Przypadki w Zanzibarze
Przypadek I
sędziwy kacyk pod Zanzibarem
na młody zmienił caluśki harem
choć językiem z archaiku
śpiewa podczas fiku miku
wciąż te dziewczynki w mem sercu starem
Przypadek II
zaczął pisywać Tom w Zanzibarze
głodne kawałki w miejscowej gwarze
choć dziennikarz doskonały
obce zwroty go wpieniały
zbytnio z francuska brzmią reportaże
Przypadek III
spalił się w aucie pod Zanzibarem
murzyn gdy jechał z trefnym towarem
rozpoznać miała go ciotka
faktycznie słodka idiotka
kolorystycznie jak przed pożarem
Andrzej Kędzierski,Częstochowa
16.08.2016.
Komentarze (43)
A to ci przypadki ;) pozdrawiam Andrzejku :))

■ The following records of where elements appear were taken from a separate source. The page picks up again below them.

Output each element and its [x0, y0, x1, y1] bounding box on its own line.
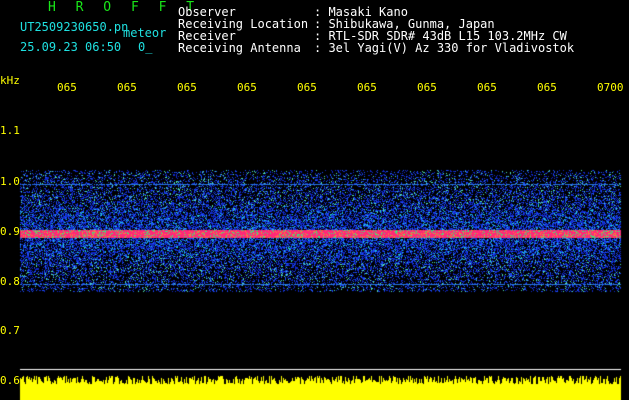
x-tick-label: 065: [477, 81, 497, 94]
x-tick-label: 0700: [597, 81, 624, 94]
meteor-label: meteor: [123, 26, 167, 40]
x-tick-label: 065: [357, 81, 377, 94]
y-tick-label: 0.7: [0, 324, 20, 337]
meta-sep: :: [314, 41, 329, 55]
y-tick-label: 1.0: [0, 175, 20, 188]
y-axis-unit: kHz: [0, 74, 20, 87]
x-tick-label: 065: [177, 81, 197, 94]
x-tick-label: 065: [537, 81, 557, 94]
filename-label: UT2509230650.pn: [20, 20, 129, 34]
station-info: Observer : Masaki Kano Receiving Locatio…: [178, 6, 574, 54]
x-tick-label: 065: [417, 81, 437, 94]
spectrogram-canvas: [0, 0, 629, 400]
meta-value: 3el Yagi(V) Az 330 for Vladivostok: [328, 41, 575, 55]
datetime-label: 25.09.23 06:50: [20, 40, 122, 54]
y-tick-label: 0.9: [0, 225, 20, 238]
y-tick-label: 0.6: [0, 374, 20, 387]
x-tick-label: 065: [237, 81, 257, 94]
meta-label: Receiving Antenna: [178, 41, 301, 55]
x-tick-label: 065: [297, 81, 317, 94]
x-tick-label: 065: [57, 81, 77, 94]
antenna-row: Receiving Antenna : 3el Yagi(V) Az 330 f…: [178, 42, 574, 54]
y-tick-label: 1.1: [0, 124, 20, 137]
y-tick-label: 0.8: [0, 275, 20, 288]
x-tick-label: 065: [117, 81, 137, 94]
meteor-count: 0_: [138, 40, 153, 54]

Witam Cię Andrzeju i dziękuję
za odwiedzenie mojej strony.
Świetnie, że dopisuje Ci humor
i za to, ale nie tylko, Cię lubię.
Dzięki za pamięć o mojej kontuzji.
To nic wielkiego, pęknięte żebra,
złamana noga i cztery miesiące
kuracji.
Serdeczne pozdrowienia:}
I znowu świetne limeryki,
szczególnie ten o "fiki - miki"!
Pozdrawiam!
Świetne wszystkie..Pozdrawiam.
W autonomii, do Zanzibar City,
Galeon wpłynął raz... niezdobyty.
Dwóch czarnych pokonać go chciało,
lecz motywacji mieli za mało -
do walki czarne wysłano kobity.
Andre!
Trzeci limeryk - MIODZIO.
Re Staż
Wiem przecież,ze nie posiadasz poczucia humoru,ale
żeby aż tak...
A dwa pozostałe też Ci się nie podobają?
Serdecznie pozdrawiam.
Ot i taki przypadek z Częstochowy
Przypadek II wybitnie niedopracowany. Głodne kawałki
to banialuki, bzdury, brednie, na pewno nie reportaże.

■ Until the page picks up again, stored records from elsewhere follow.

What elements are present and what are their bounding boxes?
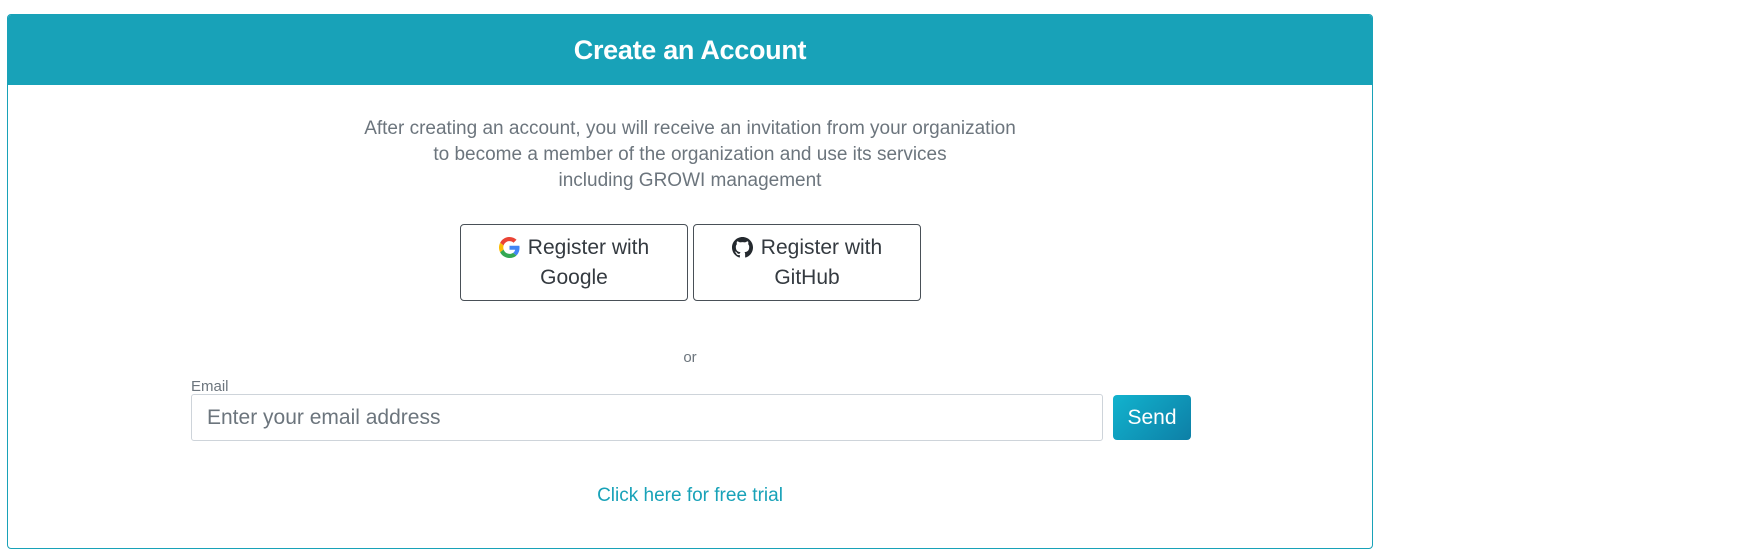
intro-line: including GROWI management	[558, 170, 822, 191]
email-label: Email	[191, 378, 229, 395]
create-account-card: Create an Account After creating an acco…	[7, 14, 1373, 549]
card-header: Create an Account	[8, 15, 1372, 85]
register-google-button[interactable]: Register with Google	[460, 224, 688, 301]
github-icon	[731, 237, 753, 258]
or-divider: or	[683, 349, 697, 366]
intro-text: After creating an account, you will rece…	[8, 116, 1372, 194]
card-title: Create an Account	[573, 34, 807, 65]
send-button[interactable]: Send	[1113, 395, 1191, 440]
social-register-buttons: Register with Google Register with GitHu…	[460, 224, 921, 301]
register-github-label-provider: GitHub	[774, 265, 840, 289]
intro-line: to become a member of the organization a…	[433, 144, 947, 165]
register-github-label: Register with	[760, 235, 883, 259]
free-trial-container: Click here for free trial	[8, 485, 1372, 507]
google-icon	[498, 237, 520, 258]
email-input[interactable]	[191, 394, 1103, 441]
intro-line: After creating an account, you will rece…	[364, 118, 1016, 139]
register-google-label-provider: Google	[540, 265, 608, 289]
free-trial-link[interactable]: Click here for free trial	[597, 485, 783, 506]
register-google-label: Register with	[527, 235, 650, 259]
register-github-button[interactable]: Register with GitHub	[693, 224, 921, 301]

Zajęcie dla doskonałego dziennikarza? Po co bzdurne
limeryki, dla wybrednej już publiki?
trzy razy tak
szkoda,że tylko jeden mogę oddać głos
limeryki na temat: Zanzibar
wychwala tylko szajka złośliwa;
z geografii wynika,
że rządzi Tanganika
z głownym językiem suhahilii - chyba?
ja za mariat, czekam na Twoją lirykę, bo jak już
czytałam -'Pan pisze jak nikt'. Pozdrawiam :)
Ciekawe te przypadki :) Serdecznie pozdrawiam i plusik
zostawiam :)
fajniutkie
Pozdrawiam serdecznie
Za Zanzibarem limeryki już się męczą
o lirykę proszą i o ozdóbki z tęczą.